I have always enjoyed going to the Goethe Institute in Los Angeles, and the German movie selections they offer. Recently I had picked up the film “Puenktchen und Anton.” It isn't that I had never borrowed that particular movie before. In truth, I had. And it isn't that I had seen the film before, because I hadn’t. So, as you can imagine, after checking the darn thing out at least a dozen times, I was determined that I watch it this time around; I was feeling determined to seize the opportunity.
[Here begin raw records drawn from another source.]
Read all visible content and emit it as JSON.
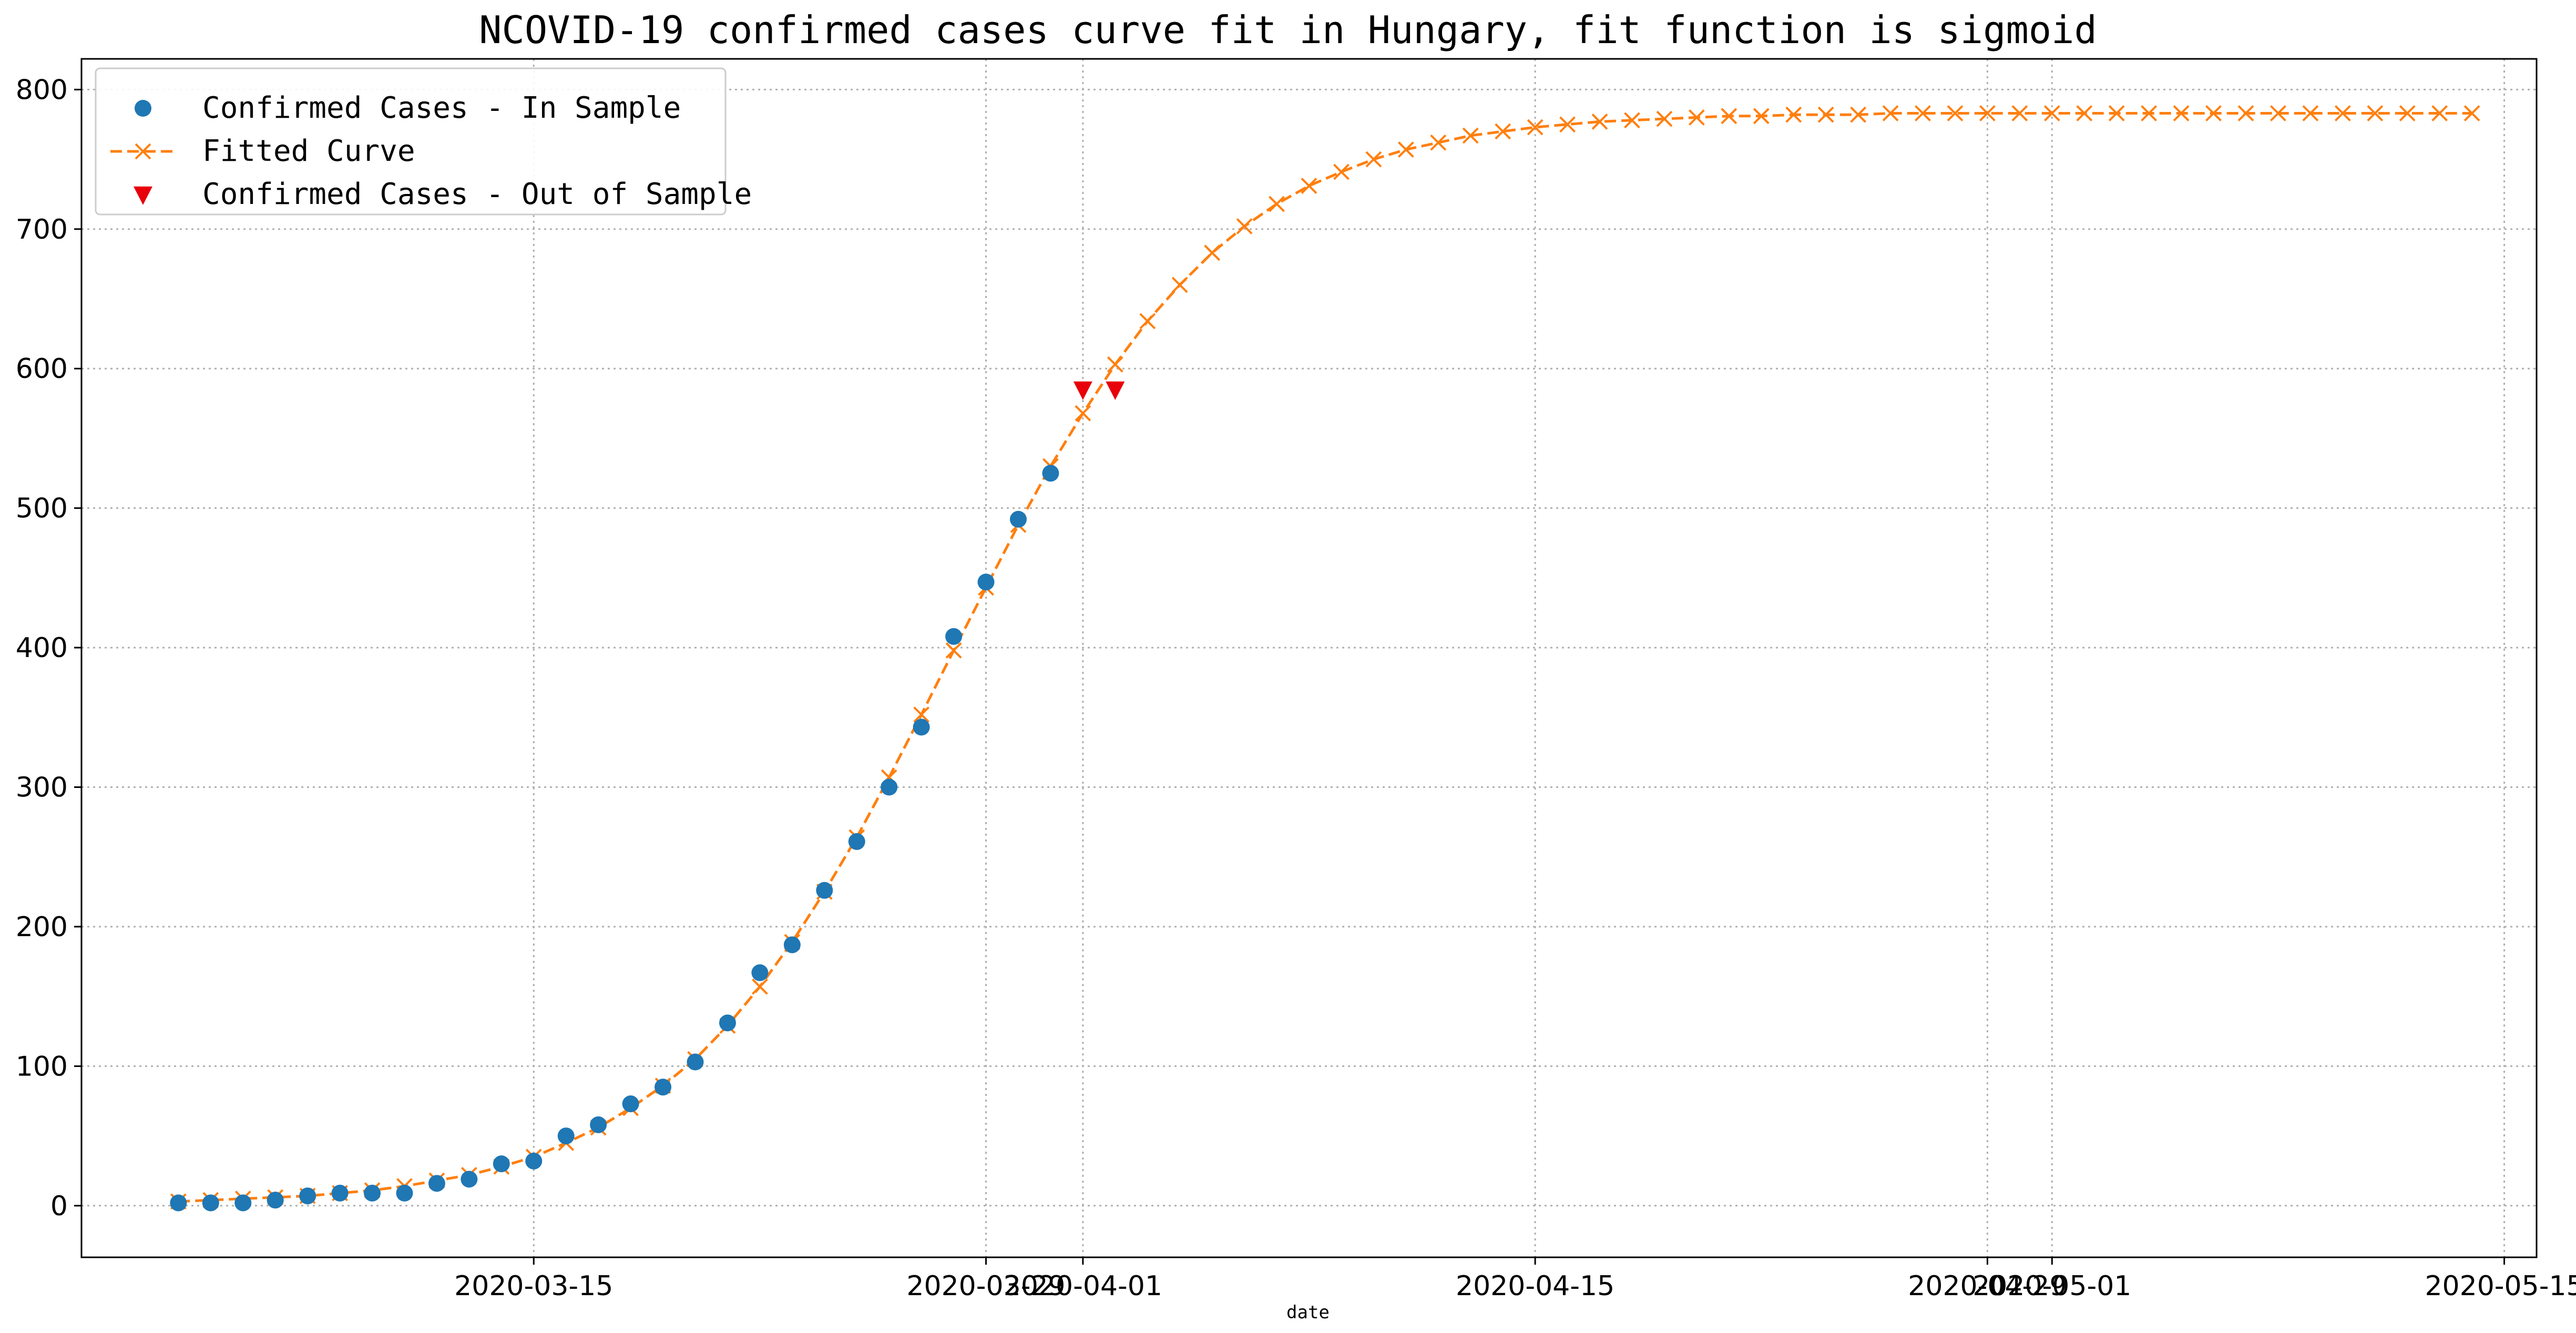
{
  "chart_data": {
    "type": "line",
    "title": "NCOVID-19 confirmed cases curve fit in Hungary, fit function is sigmoid",
    "xlabel": "date",
    "ylabel": "",
    "grid": true,
    "legend_position": "top-left",
    "x_axis": {
      "type": "date",
      "range": [
        "2020-03-01",
        "2020-05-16"
      ],
      "tick_labels": [
        "2020-03-15",
        "2020-03-29",
        "2020-04-01",
        "2020-04-15",
        "2020-04-29",
        "2020-05-01",
        "2020-05-15"
      ],
      "tick_dates": [
        "2020-03-15",
        "2020-03-29",
        "2020-04-01",
        "2020-04-15",
        "2020-04-29",
        "2020-05-01",
        "2020-05-15"
      ]
    },
    "y_axis": {
      "range": [
        -37,
        822
      ],
      "ticks": [
        0,
        100,
        200,
        300,
        400,
        500,
        600,
        700,
        800
      ]
    },
    "series": [
      {
        "name": "Confirmed Cases - In Sample",
        "style": "marker-circle",
        "color": "#1f77b4",
        "points": [
          [
            "2020-03-04",
            2
          ],
          [
            "2020-03-05",
            2
          ],
          [
            "2020-03-06",
            2
          ],
          [
            "2020-03-07",
            4
          ],
          [
            "2020-03-08",
            7
          ],
          [
            "2020-03-09",
            9
          ],
          [
            "2020-03-10",
            9
          ],
          [
            "2020-03-11",
            9
          ],
          [
            "2020-03-12",
            16
          ],
          [
            "2020-03-13",
            19
          ],
          [
            "2020-03-14",
            30
          ],
          [
            "2020-03-15",
            32
          ],
          [
            "2020-03-16",
            50
          ],
          [
            "2020-03-17",
            58
          ],
          [
            "2020-03-18",
            73
          ],
          [
            "2020-03-19",
            85
          ],
          [
            "2020-03-20",
            103
          ],
          [
            "2020-03-21",
            131
          ],
          [
            "2020-03-22",
            167
          ],
          [
            "2020-03-23",
            187
          ],
          [
            "2020-03-24",
            226
          ],
          [
            "2020-03-25",
            261
          ],
          [
            "2020-03-26",
            300
          ],
          [
            "2020-03-27",
            343
          ],
          [
            "2020-03-28",
            408
          ],
          [
            "2020-03-29",
            447
          ],
          [
            "2020-03-30",
            492
          ],
          [
            "2020-03-31",
            525
          ]
        ]
      },
      {
        "name": "Fitted Curve",
        "style": "dashed-line-x-marker",
        "color": "#ff7f0e",
        "points": [
          [
            "2020-03-04",
            3
          ],
          [
            "2020-03-05",
            4
          ],
          [
            "2020-03-06",
            5
          ],
          [
            "2020-03-07",
            6
          ],
          [
            "2020-03-08",
            7
          ],
          [
            "2020-03-09",
            9
          ],
          [
            "2020-03-10",
            11
          ],
          [
            "2020-03-11",
            14
          ],
          [
            "2020-03-12",
            18
          ],
          [
            "2020-03-13",
            22
          ],
          [
            "2020-03-14",
            28
          ],
          [
            "2020-03-15",
            35
          ],
          [
            "2020-03-16",
            45
          ],
          [
            "2020-03-17",
            56
          ],
          [
            "2020-03-18",
            70
          ],
          [
            "2020-03-19",
            86
          ],
          [
            "2020-03-20",
            105
          ],
          [
            "2020-03-21",
            129
          ],
          [
            "2020-03-22",
            157
          ],
          [
            "2020-03-23",
            189
          ],
          [
            "2020-03-24",
            225
          ],
          [
            "2020-03-25",
            264
          ],
          [
            "2020-03-26",
            307
          ],
          [
            "2020-03-27",
            352
          ],
          [
            "2020-03-28",
            398
          ],
          [
            "2020-03-29",
            443
          ],
          [
            "2020-03-30",
            488
          ],
          [
            "2020-03-31",
            530
          ],
          [
            "2020-04-01",
            568
          ],
          [
            "2020-04-02",
            603
          ],
          [
            "2020-04-03",
            634
          ],
          [
            "2020-04-04",
            660
          ],
          [
            "2020-04-05",
            683
          ],
          [
            "2020-04-06",
            702
          ],
          [
            "2020-04-07",
            718
          ],
          [
            "2020-04-08",
            731
          ],
          [
            "2020-04-09",
            741
          ],
          [
            "2020-04-10",
            750
          ],
          [
            "2020-04-11",
            757
          ],
          [
            "2020-04-12",
            762
          ],
          [
            "2020-04-13",
            767
          ],
          [
            "2020-04-14",
            770
          ],
          [
            "2020-04-15",
            773
          ],
          [
            "2020-04-16",
            775
          ],
          [
            "2020-04-17",
            777
          ],
          [
            "2020-04-18",
            778
          ],
          [
            "2020-04-19",
            779
          ],
          [
            "2020-04-20",
            780
          ],
          [
            "2020-04-21",
            781
          ],
          [
            "2020-04-22",
            781
          ],
          [
            "2020-04-23",
            782
          ],
          [
            "2020-04-24",
            782
          ],
          [
            "2020-04-25",
            782
          ],
          [
            "2020-04-26",
            783
          ],
          [
            "2020-04-27",
            783
          ],
          [
            "2020-04-28",
            783
          ],
          [
            "2020-04-29",
            783
          ],
          [
            "2020-04-30",
            783
          ],
          [
            "2020-05-01",
            783
          ],
          [
            "2020-05-02",
            783
          ],
          [
            "2020-05-03",
            783
          ],
          [
            "2020-05-04",
            783
          ],
          [
            "2020-05-05",
            783
          ],
          [
            "2020-05-06",
            783
          ],
          [
            "2020-05-07",
            783
          ],
          [
            "2020-05-08",
            783
          ],
          [
            "2020-05-09",
            783
          ],
          [
            "2020-05-10",
            783
          ],
          [
            "2020-05-11",
            783
          ],
          [
            "2020-05-12",
            783
          ],
          [
            "2020-05-13",
            783
          ],
          [
            "2020-05-14",
            783
          ]
        ]
      },
      {
        "name": "Confirmed Cases - Out of Sample",
        "style": "marker-triangle-down",
        "color": "#e8000b",
        "points": [
          [
            "2020-04-01",
            585
          ],
          [
            "2020-04-02",
            585
          ]
        ]
      }
    ]
  }
}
“Puenktchen und Anton” is a 1954 black-and-white German film based on the esteemed novel by Erich Kaestner. (A little trivia: Kaestner wrote the famous novel “Das doppelte Lottchen” – on which “The Parent Trap” movies are based.) Days went by and time rushed out the window at undetectably vicious speed. Again, it looked like I would never see the film that had been on my mind for so long… It was Thursday evening and I still had not watched that movie. After a day of sailing, I was ready to write my review on “The Son of Flubber” which I had long put of. Sitting down, I suddenly noticed something: not a cursed word would come out of my head. My brain was fried! I told my mother, Diana, about my state of despair: I felt this exasperating desire to write about “Flubber” but my brain feels like rubber. She soothingly suggested that I watch the German movie I had been waiting so long to see - “Puenktchen und Anton.” In soothe, I didn't feel like a German movie tonight – thinking that it would be too much mental gymnastics and concentration; German movies can be hard to understand. Yet, the dilemma was that the next day I would have to return the movie. Besides what harm could it do? So I watched it – without regret! I was immediately captured by the lively fresh attitude the film had to offer as well as the scandalous antics of its two main characters, “Puenktchen und Anton.” The humor was so exuberantly displayed and presented.

I am told that my father came home from work while I was watching the movie. I didn't notice, I was too busy watching “Puenktchen and Anton” and understanding almost every word!